Thursday, May 06, 2010

Federal Spending 2020


The Congressional Budget Office makes this projection. The CBO is projecting then, that in 2020 the federal government will be spending 47 cents of every dollar it spends on social security, medicare, and medicaid combined.

From a constitutional perspective, isn't this rather remarkable? After all, Congress is supposed to have only those powers explicitly enumerated in Article 1 Section 8 of the Constitution, and not one of these three programs is thus enumerated.

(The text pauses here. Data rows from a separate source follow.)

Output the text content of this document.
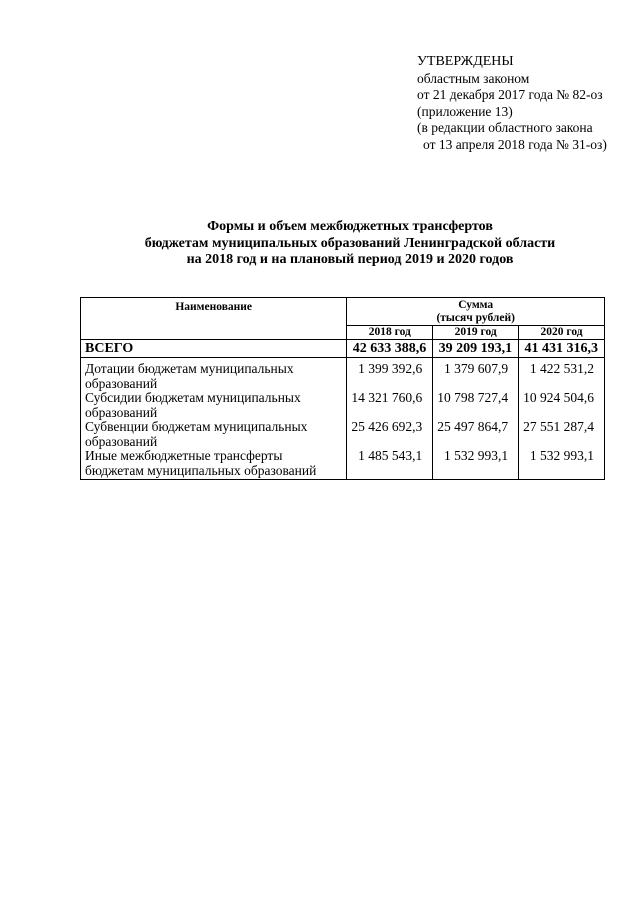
УТВЕРЖДЕНЫ
областным законом
от 21 декабря 2017 года № 82-оз
(приложение 13)
(в редакции областного закона
от 13 апреля 2018 года № 31-оз)
Формы и объем межбюджетных трансфертов
бюджетам муниципальных образований Ленинградской области
на 2018 год и на плановый период 2019 и 2020 годов
Наименование	Сумма
(тысяч рублей)		

	2018 год	2019 год	2020 год
ВСЕГО	42 633 388,6	39 209 193,1	41 431 316,3
Дотации бюджетам муниципальных образований	1 399 392,6	1 379 607,9	1 422 531,2
Субсидии бюджетам муниципальных образований	14 321 760,6	10 798 727,4	10 924 504,6
Субвенции бюджетам муниципальных образований	25 426 692,3	25 497 864,7	27 551 287,4
Иные межбюджетные трансферты бюджетам муниципальных образований	1 485 543,1	1 532 993,1	1 532 993,1
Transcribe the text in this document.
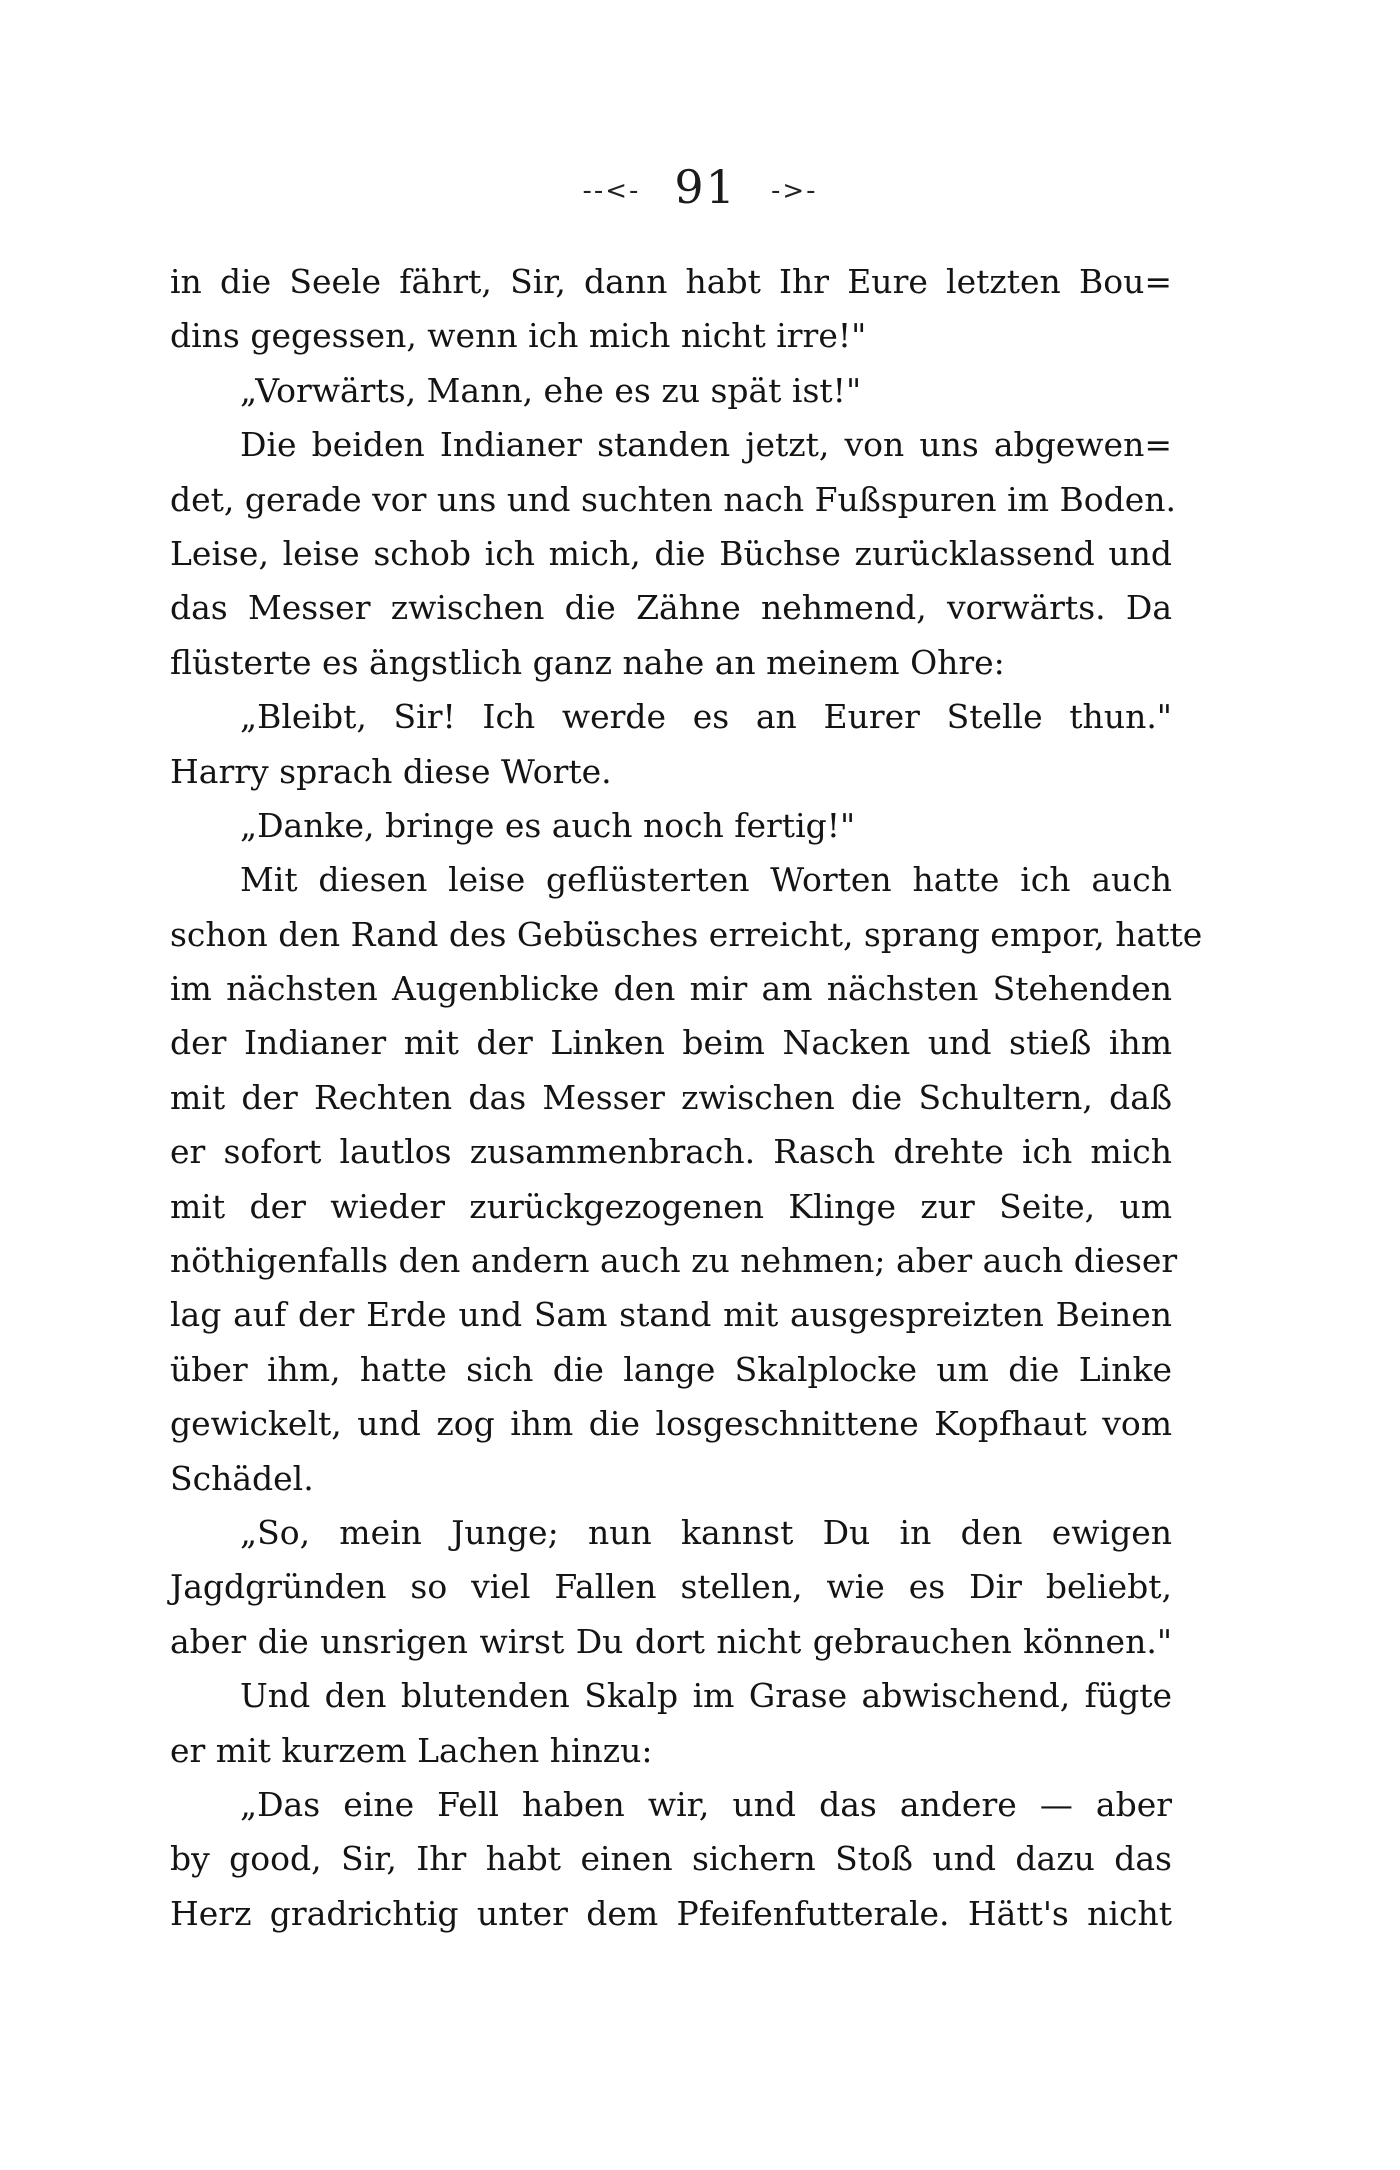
--<- 91 ->-
in die Seele fährt, Sir, dann habt Ihr Eure letzten Bou=
dins gegessen, wenn ich mich nicht irre!"
„Vorwärts, Mann, ehe es zu spät ist!"
Die beiden Indianer standen jetzt, von uns abgewen=
det, gerade vor uns und suchten nach Fußspuren im Boden.
Leise, leise schob ich mich, die Büchse zurücklassend und
das Messer zwischen die Zähne nehmend, vorwärts. Da
flüsterte es ängstlich ganz nahe an meinem Ohre:
„Bleibt, Sir! Ich werde es an Eurer Stelle thun."
Harry sprach diese Worte.
„Danke, bringe es auch noch fertig!"
Mit diesen leise geflüsterten Worten hatte ich auch
schon den Rand des Gebüsches erreicht, sprang empor, hatte
im nächsten Augenblicke den mir am nächsten Stehenden
der Indianer mit der Linken beim Nacken und stieß ihm
mit der Rechten das Messer zwischen die Schultern, daß
er sofort lautlos zusammenbrach. Rasch drehte ich mich
mit der wieder zurückgezogenen Klinge zur Seite, um
nöthigenfalls den andern auch zu nehmen; aber auch dieser
lag auf der Erde und Sam stand mit ausgespreizten Beinen
über ihm, hatte sich die lange Skalplocke um die Linke
gewickelt, und zog ihm die losgeschnittene Kopfhaut vom
Schädel.
„So, mein Junge; nun kannst Du in den ewigen
Jagdgründen so viel Fallen stellen, wie es Dir beliebt,
aber die unsrigen wirst Du dort nicht gebrauchen können."
Und den blutenden Skalp im Grase abwischend, fügte
er mit kurzem Lachen hinzu:
„Das eine Fell haben wir, und das andere — aber
by good, Sir, Ihr habt einen sichern Stoß und dazu das
Herz gradrichtig unter dem Pfeifenfutterale. Hätt's nicht
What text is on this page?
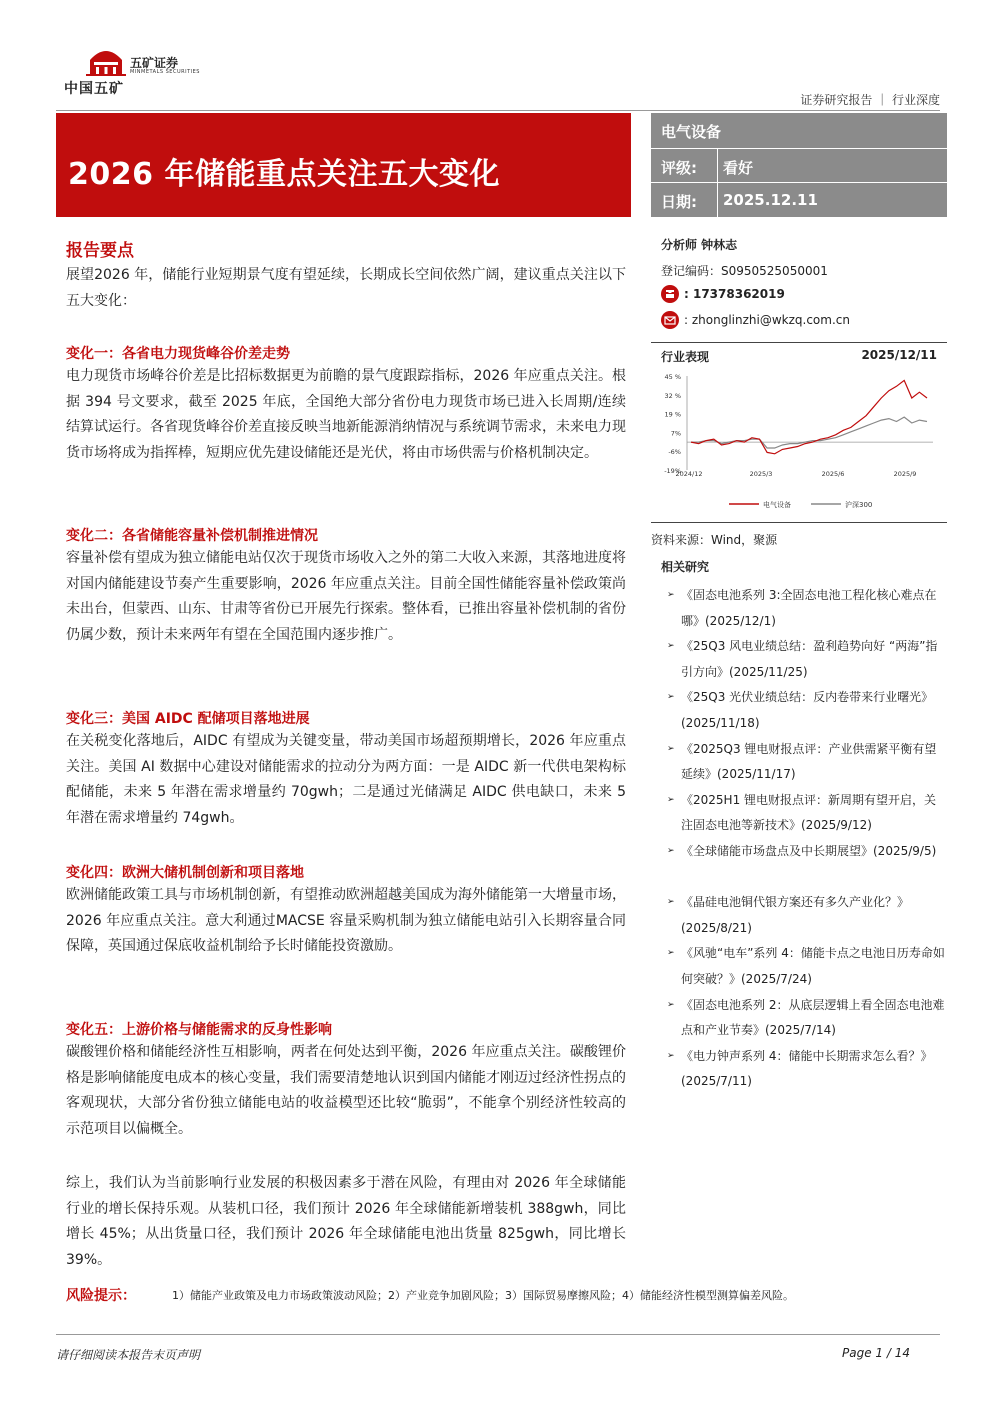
中国五矿
五矿证券
MINMETALS SECURITIES
证券研究报告 ｜ 行业深度
2026 年储能重点关注五大变化
电气设备
评级: 看好
日期: 2025.12.11
报告要点
展望2026 年，储能行业短期景气度有望延续，长期成长空间依然广阔，建议重点关注以下五大变化：
变化一：各省电力现货峰谷价差走势
电力现货市场峰谷价差是比招标数据更为前瞻的景气度跟踪指标，2026 年应重点关注。根据 394 号文要求，截至 2025 年底，全国绝大部分省份电力现货市场已进入长周期/连续结算试运行。各省现货峰谷价差直接反映当地新能源消纳情况与系统调节需求，未来电力现货市场将成为指挥棒，短期应优先建设储能还是光伏，将由市场供需与价格机制决定。
变化二：各省储能容量补偿机制推进情况
容量补偿有望成为独立储能电站仅次于现货市场收入之外的第二大收入来源，其落地进度将对国内储能建设节奏产生重要影响，2026 年应重点关注。目前全国性储能容量补偿政策尚未出台，但蒙西、山东、甘肃等省份已开展先行探索。整体看，已推出容量补偿机制的省份仍属少数，预计未来两年有望在全国范围内逐步推广。
变化三：美国 AIDC 配储项目落地进展
在关税变化落地后，AIDC 有望成为关键变量，带动美国市场超预期增长，2026 年应重点关注。美国 AI 数据中心建设对储能需求的拉动分为两方面：一是 AIDC 新一代供电架构标配储能，未来 5 年潜在需求增量约 70gwh；二是通过光储满足 AIDC 供电缺口，未来 5 年潜在需求增量约 74gwh。
变化四：欧洲大储机制创新和项目落地
欧洲储能政策工具与市场机制创新，有望推动欧洲超越美国成为海外储能第一大增量市场，2026 年应重点关注。意大利通过MACSE 容量采购机制为独立储能电站引入长期容量合同保障，英国通过保底收益机制给予长时储能投资激励。
变化五：上游价格与储能需求的反身性影响
碳酸锂价格和储能经济性互相影响，两者在何处达到平衡，2026 年应重点关注。碳酸锂价格是影响储能度电成本的核心变量，我们需要清楚地认识到国内储能才刚迈过经济性拐点的客观现状，大部分省份独立储能电站的收益模型还比较“脆弱”，不能拿个别经济性较高的示范项目以偏概全。
综上，我们认为当前影响行业发展的积极因素多于潜在风险，有理由对 2026 年全球储能行业的增长保持乐观。从装机口径，我们预计 2026 年全球储能新增装机 388gwh，同比增长 45%；从出货量口径，我们预计 2026 年全球储能电池出货量 825gwh，同比增长 39%。
分析师 钟林志
登记编码：S0950525050001
: 17378362019
: zhonglinzhi@wkzq.com.cn
行业表现	2025/12/11
45 %
32 %
19 %
7%
-6%
-19%
2024/12	2025/3	2025/6	2025/9
电气设备	沪深300
资料来源：Wind，聚源
相关研究
➢ 《固态电池系列 3:全固态电池工程化核心难点在哪》(2025/12/1)
➢ 《25Q3 风电业绩总结：盈利趋势向好 “两海”指引方向》(2025/11/25)
➢ 《25Q3 光伏业绩总结：反内卷带来行业曙光》(2025/11/18)
➢ 《2025Q3 锂电财报点评：产业供需紧平衡有望延续》(2025/11/17)
➢ 《2025H1 锂电财报点评：新周期有望开启，关注固态电池等新技术》(2025/9/12)
➢ 《全球储能市场盘点及中长期展望》(2025/9/5)
➢ 《晶硅电池铜代银方案还有多久产业化？》(2025/8/21)
➢ 《风驰“电车”系列 4：储能卡点之电池日历寿命如何突破？》(2025/7/24)
➢ 《固态电池系列 2：从底层逻辑上看全固态电池难点和产业节奏》(2025/7/14)
➢ 《电力钟声系列 4：储能中长期需求怎么看？》(2025/7/11)
风险提示：	1）储能产业政策及电力市场政策波动风险；2）产业竞争加剧风险；3）国际贸易摩擦风险；4）储能经济性模型测算偏差风险。
请仔细阅读本报告末页声明	Page 1 / 14
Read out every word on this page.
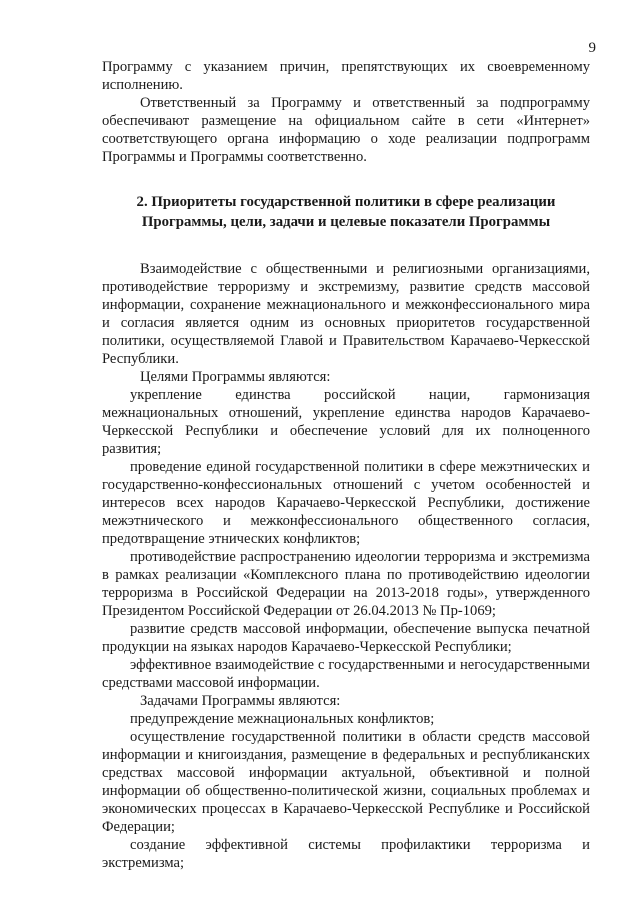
9

Программу с указанием причин, препятствующих их своевременному исполнению.

Ответственный за Программу и ответственный за подпрограмму обеспечивают размещение на официальном сайте в сети «Интернет» соответствующего органа информацию о ходе реализации подпрограмм Программы и Программы соответственно.

2. Приоритеты государственной политики в сфере реализации Программы, цели, задачи и целевые показатели Программы

Взаимодействие с общественными и религиозными организациями, противодействие терроризму и экстремизму, развитие средств массовой информации, сохранение межнационального и межконфессионального мира и согласия является одним из основных приоритетов государственной политики, осуществляемой Главой и Правительством Карачаево-Черкесской Республики.

Целями Программы являются:

укрепление единства российской нации, гармонизация межнациональных отношений, укрепление единства народов Карачаево-Черкесской Республики и обеспечение условий для их полноценного развития;

проведение единой государственной политики в сфере межэтнических и государственно-конфессиональных отношений с учетом особенностей и интересов всех народов Карачаево-Черкесской Республики, достижение межэтнического и межконфессионального общественного согласия, предотвращение этнических конфликтов;

противодействие распространению идеологии терроризма и экстремизма в рамках реализации «Комплексного плана по противодействию идеологии терроризма в Российской Федерации на 2013-2018 годы», утвержденного Президентом Российской Федерации от 26.04.2013 № Пр-1069;

развитие средств массовой информации, обеспечение выпуска печатной продукции на языках народов Карачаево-Черкесской Республики;

эффективное взаимодействие с государственными и негосударственными средствами массовой информации.

Задачами Программы являются:

предупреждение межнациональных конфликтов;

осуществление государственной политики в области средств массовой информации и книгоиздания, размещение в федеральных и республиканских средствах массовой информации актуальной, объективной и полной информации об общественно-политической жизни, социальных проблемах и экономических процессах в Карачаево-Черкесской Республике и Российской Федерации;

создание эффективной системы профилактики терроризма и экстремизма;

With respect to social security, the projection is that in 2020 22 cents of every dollar the national government spends will involve the redistribution of income from those who are working in 2020 to people who are among the retired.

I think we can consider social security, medicare, and medicaid as redistribution programs. If so, then this projection is that about 1/2 of every government dollar spent in 2020 will involve redistribution. Again, constitutionally remarkable since the Constitution seems to me to have created a limited government, mostly a "protective state" government, not a "redistributive state" government.

My son is not yet old enough to vote, but he will be in 2020. He may or may not be paying income taxes to the federal government then, both because he may be in college instead of the workforce and because a large percentage of people pay no taxes to the federal government today (I expect the same in the future). But, if he is paying income taxes then, note that 14 cents of every dollar spent by the national government will amount to him being required to make payments for loans taken out by others now and in the past. Assuming he is working, then 22 cents on the dollar will represent taking money from his paycheck to give to people who are retired and no longer a member of the workforce. Perhaps we can toss medicare and medicaid in with respect to these sorts of considerations as well. In any case, his income and productive abilities in the year 2020 as well as the years beyond have already been encumbered by federal government policies and programs, and he cannot yet vote.

As Hayek wrote, it seems to me the case that "the basic principles on which this civilization was built have been falling into increasing disregard and oblivion." The government I know today, and the government projected in the CBO's picture, seems impossibly different from the government I read about in the words of the Constitution.